New York City’s hotel sector continued to perform well in 2025, particularly in the luxury and upscale segments.
- Occupancy averaged 84.2%, maintaining 2024 levels and ranking first among the top 25 U.S. markets
- Midscale properties declined to 76.7% (-7%)
- Room demand reached 38.1 million nights sold (+2%)
- ADR increased to $334 (+5%)
Hotel inventory expanded to approximately 124,000 rooms, with six new openings in 2025. A further 24 projects (5,778 rooms) are currently in development through 2028.
Looking ahead, New York City is projecting 66.3 million visitors in 2026 (+2%), with growth expected across both domestic and international markets.

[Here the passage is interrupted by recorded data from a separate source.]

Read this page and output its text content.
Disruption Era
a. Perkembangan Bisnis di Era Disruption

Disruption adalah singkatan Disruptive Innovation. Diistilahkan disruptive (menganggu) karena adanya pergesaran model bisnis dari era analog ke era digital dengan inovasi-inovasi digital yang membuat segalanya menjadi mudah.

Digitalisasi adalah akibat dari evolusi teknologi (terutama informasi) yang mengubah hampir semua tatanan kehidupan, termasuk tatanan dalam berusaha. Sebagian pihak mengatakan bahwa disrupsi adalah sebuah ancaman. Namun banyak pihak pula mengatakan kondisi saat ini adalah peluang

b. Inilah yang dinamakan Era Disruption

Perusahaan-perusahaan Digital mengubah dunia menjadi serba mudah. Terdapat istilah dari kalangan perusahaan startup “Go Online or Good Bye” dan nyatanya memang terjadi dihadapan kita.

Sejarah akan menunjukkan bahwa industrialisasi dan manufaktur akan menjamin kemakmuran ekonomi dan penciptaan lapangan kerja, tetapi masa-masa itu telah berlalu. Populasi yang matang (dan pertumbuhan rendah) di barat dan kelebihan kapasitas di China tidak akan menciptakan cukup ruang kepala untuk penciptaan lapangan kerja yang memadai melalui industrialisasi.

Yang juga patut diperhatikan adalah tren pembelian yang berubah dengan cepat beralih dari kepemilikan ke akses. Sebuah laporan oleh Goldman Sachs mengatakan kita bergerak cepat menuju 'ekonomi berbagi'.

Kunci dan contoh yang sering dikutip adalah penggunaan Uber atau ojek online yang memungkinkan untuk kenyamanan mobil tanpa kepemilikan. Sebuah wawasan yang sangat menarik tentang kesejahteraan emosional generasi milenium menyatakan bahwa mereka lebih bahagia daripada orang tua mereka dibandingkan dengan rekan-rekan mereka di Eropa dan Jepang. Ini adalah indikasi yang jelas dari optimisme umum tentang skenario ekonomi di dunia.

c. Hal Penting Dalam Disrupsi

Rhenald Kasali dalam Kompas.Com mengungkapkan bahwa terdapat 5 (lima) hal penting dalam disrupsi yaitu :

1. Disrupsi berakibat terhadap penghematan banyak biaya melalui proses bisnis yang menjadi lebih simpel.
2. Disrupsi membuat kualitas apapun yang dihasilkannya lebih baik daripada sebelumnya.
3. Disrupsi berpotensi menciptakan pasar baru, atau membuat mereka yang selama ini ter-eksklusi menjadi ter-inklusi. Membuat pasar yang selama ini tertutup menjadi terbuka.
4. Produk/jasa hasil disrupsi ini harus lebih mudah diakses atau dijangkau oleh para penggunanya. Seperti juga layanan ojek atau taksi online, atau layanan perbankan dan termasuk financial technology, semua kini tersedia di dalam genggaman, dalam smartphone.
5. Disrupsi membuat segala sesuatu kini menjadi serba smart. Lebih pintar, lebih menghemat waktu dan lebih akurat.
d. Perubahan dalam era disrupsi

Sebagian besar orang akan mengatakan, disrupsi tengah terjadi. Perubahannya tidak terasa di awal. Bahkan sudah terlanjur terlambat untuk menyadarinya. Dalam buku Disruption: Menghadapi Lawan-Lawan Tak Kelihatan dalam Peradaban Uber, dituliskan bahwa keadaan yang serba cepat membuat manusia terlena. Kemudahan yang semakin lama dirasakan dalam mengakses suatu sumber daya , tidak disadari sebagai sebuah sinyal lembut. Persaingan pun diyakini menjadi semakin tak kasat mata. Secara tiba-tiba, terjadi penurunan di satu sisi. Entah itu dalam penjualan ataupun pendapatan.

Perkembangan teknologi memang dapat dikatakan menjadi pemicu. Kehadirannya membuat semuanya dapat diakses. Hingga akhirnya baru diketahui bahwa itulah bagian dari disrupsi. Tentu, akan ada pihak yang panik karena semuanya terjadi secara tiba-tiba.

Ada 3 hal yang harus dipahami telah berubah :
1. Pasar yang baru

- Domestic visitation is forecast to reach 53.4 million, surpassing 2019 levels
- International arrivals are expected to rebound to 12.9 million
- Business travel is projected to grow to 12.8 million visitors
“New York City’s domestic visitor market saw accelerated growth in 2025, as domestic travel remains the backbone of the tourism industry nationwide,” said Charles Flateman, Board Chair of New York City Tourism + Conventions and Executive Vice President of The Shubert Organization.
“Next year, we expect domestic travel to surpass record 2019 levels, signaling a major milestone and emphasizing the strength of our regional drive markets. The domestic market accounts for 80% of our visitation and overnight trips now account for 51% of this segment, contributing to New York City’s position as first in hotel occupancy in the US market.”
Major events are also set to drive demand. Matches associated with the FIFA World Cup 2026 are expected to attract 1.2 million visitors to the New York–New Jersey region, generating an estimated $3.3 billion in economic impact.